You're quite correct, that is nonsense.
Wind is now the cheapest available form of power generation and the UK produces more power from wind than from coal., which IMHO is a step in the right direction.
By the way I can see a large wind farm from my house, and no I have never received any direct financial benefit from it so I am not biased, nor am I a Nimby.

Ideally I think we should be moving towards a system of distributed generation and storage, with grid-connected electric vehicles becoming a core part of that system. What's your solution?
 
Eigg is a great example and a lovely place. We were there three or four weeks ago. The hydro and solar are unobtrusive and the wind turbines are small and have little impact on the landscape.
It is the monster wind turbines that I am against and because they are unreliable you also have to have ugly power stations to back them up about 60% of the year. Nonsense or what?

Faith, Hope and Charity on Gigha are pretty unobtrusive as well. I'm afraid that the days of monolithic power stations humming away 24/7 are gone for ever (unless nuclear fusions gets closer than the twenty years away it has been for seventy years ...). We're inevitably going to end up with wind turbines which don't on calm days, solar panels which don't on cloudy days, tidal turbines which don't twice a day ... and maybe some gas fired stuff which won't whenever Mr Putin wants to invade somewhere in the Baltic.
 
Ideally, we should be looking at reducing demand for energy.

I don't think that is a good solution at all. A bit like saying 'really we should be living in the dark ages'. We should be looking at having more and cheaper energy to promote growth, innovation and economic development, IMO and there is no reason why it can't be 'green'.
 
I don't think that is a good solution at all. A bit like saying 'really we should be living in the dark ages'. We should be looking at having more and cheaper energy to promote growth, innovation and economic development, IMO and there is no reason why it can't be 'green'.

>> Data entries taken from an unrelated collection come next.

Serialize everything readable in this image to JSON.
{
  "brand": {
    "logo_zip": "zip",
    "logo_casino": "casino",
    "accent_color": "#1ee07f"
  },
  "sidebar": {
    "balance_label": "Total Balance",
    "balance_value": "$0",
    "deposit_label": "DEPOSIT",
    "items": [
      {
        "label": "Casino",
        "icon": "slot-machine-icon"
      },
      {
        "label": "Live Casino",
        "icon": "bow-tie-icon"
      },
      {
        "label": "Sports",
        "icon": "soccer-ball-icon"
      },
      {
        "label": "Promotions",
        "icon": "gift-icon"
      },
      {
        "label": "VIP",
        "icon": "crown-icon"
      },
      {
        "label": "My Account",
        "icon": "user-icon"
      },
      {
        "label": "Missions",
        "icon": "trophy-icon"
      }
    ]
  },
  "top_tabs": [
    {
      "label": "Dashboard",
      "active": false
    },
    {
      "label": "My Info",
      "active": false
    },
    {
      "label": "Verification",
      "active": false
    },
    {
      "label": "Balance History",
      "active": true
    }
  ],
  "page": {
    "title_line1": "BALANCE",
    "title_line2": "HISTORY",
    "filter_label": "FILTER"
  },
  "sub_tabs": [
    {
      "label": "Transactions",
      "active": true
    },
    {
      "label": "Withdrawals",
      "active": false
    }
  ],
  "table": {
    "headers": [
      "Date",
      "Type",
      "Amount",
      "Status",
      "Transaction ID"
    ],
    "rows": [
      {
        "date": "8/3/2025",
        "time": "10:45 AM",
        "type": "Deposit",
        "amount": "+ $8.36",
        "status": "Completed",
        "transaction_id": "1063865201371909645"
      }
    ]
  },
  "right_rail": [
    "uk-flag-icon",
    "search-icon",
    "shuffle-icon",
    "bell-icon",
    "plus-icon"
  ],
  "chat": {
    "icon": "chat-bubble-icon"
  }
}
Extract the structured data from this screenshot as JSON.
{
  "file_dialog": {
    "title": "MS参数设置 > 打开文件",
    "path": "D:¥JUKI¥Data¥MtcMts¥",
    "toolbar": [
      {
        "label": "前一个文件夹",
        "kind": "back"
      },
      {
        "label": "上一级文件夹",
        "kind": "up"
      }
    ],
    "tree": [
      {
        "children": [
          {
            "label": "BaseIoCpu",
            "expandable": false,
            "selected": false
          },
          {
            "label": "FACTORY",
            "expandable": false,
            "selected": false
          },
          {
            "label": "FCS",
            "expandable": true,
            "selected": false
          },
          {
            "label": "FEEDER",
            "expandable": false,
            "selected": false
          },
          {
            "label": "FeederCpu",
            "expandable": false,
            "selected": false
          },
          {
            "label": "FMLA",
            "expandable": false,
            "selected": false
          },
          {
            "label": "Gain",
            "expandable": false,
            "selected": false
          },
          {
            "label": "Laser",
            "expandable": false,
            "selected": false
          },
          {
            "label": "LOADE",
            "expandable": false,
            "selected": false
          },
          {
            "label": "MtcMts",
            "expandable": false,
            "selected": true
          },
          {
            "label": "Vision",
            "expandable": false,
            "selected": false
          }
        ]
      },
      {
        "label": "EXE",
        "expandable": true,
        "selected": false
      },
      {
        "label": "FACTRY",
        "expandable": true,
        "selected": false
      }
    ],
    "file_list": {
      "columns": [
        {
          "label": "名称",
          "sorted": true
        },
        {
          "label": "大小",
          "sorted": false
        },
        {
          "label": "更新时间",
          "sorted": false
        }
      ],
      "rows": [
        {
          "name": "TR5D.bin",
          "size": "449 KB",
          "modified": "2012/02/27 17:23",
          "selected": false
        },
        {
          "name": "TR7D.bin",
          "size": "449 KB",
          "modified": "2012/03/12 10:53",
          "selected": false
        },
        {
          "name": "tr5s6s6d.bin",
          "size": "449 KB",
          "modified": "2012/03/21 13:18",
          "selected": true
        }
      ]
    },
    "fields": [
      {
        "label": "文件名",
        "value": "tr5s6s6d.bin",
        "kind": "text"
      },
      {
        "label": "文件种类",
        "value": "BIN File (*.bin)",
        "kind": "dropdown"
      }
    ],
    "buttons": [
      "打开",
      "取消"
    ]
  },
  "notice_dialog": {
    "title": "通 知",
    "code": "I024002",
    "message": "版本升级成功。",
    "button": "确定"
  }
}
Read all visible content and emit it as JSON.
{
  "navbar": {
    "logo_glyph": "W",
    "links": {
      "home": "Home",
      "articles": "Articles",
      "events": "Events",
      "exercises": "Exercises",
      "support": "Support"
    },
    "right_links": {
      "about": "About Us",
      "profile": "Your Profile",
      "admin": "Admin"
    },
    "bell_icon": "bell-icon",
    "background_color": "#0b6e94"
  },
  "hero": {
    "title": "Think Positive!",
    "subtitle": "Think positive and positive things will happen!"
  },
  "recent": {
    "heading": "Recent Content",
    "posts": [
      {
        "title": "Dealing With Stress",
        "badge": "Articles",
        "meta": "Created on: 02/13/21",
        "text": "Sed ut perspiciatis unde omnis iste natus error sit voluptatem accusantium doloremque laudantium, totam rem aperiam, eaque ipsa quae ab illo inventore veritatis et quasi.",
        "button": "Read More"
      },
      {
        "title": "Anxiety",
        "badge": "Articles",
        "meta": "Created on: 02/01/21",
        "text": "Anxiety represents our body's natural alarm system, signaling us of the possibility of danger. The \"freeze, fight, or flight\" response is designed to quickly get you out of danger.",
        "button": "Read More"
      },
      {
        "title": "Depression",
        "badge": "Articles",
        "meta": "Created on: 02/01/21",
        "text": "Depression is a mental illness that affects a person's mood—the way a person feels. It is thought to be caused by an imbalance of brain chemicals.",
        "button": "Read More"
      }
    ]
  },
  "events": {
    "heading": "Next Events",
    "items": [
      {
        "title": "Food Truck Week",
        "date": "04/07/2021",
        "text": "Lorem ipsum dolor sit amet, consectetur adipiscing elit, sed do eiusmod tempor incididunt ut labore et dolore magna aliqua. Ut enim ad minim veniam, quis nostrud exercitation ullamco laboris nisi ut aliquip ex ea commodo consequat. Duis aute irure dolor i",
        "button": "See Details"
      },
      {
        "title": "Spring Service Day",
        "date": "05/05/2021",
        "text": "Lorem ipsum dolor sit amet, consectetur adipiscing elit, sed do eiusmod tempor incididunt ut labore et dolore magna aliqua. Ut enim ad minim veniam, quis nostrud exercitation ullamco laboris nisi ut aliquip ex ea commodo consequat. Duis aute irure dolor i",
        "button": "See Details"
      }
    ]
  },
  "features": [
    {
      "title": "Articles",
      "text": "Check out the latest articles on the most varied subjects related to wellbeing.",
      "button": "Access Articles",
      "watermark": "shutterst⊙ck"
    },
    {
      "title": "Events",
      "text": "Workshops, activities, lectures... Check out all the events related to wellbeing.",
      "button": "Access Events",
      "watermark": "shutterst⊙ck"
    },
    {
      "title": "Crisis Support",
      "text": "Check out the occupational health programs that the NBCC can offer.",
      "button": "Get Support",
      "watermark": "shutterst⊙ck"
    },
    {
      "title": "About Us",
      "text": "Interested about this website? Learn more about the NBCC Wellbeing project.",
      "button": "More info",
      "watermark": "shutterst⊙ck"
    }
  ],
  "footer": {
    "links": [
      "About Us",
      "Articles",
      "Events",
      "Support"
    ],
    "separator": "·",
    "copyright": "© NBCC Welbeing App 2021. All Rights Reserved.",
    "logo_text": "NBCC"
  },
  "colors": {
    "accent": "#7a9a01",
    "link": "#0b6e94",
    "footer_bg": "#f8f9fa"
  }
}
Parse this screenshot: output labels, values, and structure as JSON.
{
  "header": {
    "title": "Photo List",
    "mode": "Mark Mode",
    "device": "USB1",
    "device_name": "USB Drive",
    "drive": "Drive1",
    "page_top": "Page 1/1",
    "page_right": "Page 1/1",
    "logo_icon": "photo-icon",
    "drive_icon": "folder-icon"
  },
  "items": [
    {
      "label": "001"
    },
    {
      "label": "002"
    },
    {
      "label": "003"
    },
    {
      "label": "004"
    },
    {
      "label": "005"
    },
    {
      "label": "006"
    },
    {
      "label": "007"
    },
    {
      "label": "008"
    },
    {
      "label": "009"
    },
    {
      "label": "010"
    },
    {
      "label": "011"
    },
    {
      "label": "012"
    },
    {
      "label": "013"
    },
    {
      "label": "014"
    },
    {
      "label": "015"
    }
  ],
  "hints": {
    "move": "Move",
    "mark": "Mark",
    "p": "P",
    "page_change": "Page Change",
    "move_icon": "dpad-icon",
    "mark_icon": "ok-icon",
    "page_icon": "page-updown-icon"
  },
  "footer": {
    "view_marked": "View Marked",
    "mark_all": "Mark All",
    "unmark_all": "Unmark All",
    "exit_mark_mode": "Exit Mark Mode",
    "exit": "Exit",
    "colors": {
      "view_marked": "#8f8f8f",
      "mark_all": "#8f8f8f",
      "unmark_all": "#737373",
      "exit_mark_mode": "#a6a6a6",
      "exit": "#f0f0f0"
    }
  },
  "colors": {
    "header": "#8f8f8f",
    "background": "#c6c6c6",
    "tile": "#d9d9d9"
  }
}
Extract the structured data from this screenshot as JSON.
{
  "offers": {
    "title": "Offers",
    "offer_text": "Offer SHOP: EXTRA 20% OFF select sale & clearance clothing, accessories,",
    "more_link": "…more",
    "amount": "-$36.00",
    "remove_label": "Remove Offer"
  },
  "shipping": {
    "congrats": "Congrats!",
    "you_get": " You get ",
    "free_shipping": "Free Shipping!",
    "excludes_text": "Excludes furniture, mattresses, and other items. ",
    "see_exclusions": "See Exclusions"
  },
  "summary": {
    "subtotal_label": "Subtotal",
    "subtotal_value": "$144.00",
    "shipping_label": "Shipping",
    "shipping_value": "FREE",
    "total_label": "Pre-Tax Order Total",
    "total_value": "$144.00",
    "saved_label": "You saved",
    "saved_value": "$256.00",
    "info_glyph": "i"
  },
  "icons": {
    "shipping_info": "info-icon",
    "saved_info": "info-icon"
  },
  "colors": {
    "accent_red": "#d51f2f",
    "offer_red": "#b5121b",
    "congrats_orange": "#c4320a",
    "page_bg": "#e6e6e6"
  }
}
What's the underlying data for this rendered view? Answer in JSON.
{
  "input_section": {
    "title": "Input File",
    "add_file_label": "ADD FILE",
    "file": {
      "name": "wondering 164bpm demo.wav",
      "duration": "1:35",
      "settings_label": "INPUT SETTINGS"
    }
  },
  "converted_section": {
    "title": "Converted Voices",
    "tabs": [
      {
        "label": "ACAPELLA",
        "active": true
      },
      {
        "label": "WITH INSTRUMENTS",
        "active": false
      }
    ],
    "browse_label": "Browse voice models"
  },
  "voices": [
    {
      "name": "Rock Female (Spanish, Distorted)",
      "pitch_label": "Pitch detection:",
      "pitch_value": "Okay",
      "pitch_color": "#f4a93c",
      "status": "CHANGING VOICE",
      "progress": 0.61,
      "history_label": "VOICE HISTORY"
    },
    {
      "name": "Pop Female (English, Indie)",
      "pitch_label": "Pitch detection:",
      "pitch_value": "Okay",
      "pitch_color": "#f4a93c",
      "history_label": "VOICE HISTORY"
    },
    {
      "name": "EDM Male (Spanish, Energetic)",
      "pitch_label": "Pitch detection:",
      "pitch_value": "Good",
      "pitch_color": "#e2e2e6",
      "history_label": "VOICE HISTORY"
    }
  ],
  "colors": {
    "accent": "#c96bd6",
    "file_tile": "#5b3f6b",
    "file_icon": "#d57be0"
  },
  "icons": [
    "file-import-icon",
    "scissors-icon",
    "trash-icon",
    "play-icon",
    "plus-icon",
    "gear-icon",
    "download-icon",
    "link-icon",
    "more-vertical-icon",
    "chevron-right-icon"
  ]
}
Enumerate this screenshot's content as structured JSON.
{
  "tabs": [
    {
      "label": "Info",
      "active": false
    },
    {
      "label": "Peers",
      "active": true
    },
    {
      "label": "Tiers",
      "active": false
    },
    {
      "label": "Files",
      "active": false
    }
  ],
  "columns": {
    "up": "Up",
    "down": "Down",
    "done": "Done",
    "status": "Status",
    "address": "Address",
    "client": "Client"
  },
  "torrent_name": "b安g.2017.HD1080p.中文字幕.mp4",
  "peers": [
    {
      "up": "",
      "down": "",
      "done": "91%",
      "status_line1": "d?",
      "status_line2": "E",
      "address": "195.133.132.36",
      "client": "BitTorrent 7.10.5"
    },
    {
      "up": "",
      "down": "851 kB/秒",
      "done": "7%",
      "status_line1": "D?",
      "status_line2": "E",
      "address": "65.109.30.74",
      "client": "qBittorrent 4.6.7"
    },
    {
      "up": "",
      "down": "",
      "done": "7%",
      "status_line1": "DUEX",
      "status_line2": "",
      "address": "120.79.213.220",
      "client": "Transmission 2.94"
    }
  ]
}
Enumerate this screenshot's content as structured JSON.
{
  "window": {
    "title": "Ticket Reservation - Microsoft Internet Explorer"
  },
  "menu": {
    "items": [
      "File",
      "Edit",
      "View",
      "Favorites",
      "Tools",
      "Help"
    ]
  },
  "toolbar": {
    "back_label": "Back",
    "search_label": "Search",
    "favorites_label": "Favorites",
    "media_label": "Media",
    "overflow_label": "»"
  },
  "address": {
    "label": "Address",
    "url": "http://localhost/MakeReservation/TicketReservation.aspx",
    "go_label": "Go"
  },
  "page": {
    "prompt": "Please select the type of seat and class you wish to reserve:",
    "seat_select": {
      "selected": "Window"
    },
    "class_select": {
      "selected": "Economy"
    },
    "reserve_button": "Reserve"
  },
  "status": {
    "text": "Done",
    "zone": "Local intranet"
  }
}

That would be okay if we made effective use of the energy we use but we do not, we are profligate with it, a simple example is my wife's continuing reluctance to only put in the kettle the amount of water she needs to heat. The housing stock in the UK is a bigger issue, we put up with its miserable performance because we can afford to, encouraged by a government which thinks it makes sense to send out £100 'gifts' in the hope that old codgers would vote for them. (I know, I know, Gordy started it but it continues.)
 
You need to be able to be wasteful to innovate. For example, I did a bit of oil painting but with the cost of oil and canvas I never really got stuck in and experimented and instead was too careful and thus my paintings were predictable. If I had lots of cheap canvas and paint I could have let loose and I might have been the next Picasso! Ha ha
The housing stock is inefficient but then that is a separate issue and mostly to do with the old fashioned and ineffective ways we build things. We can be far more ‘green’ by centralising our energy production instead of relying on millions of little boilers, internal combustion engines etc.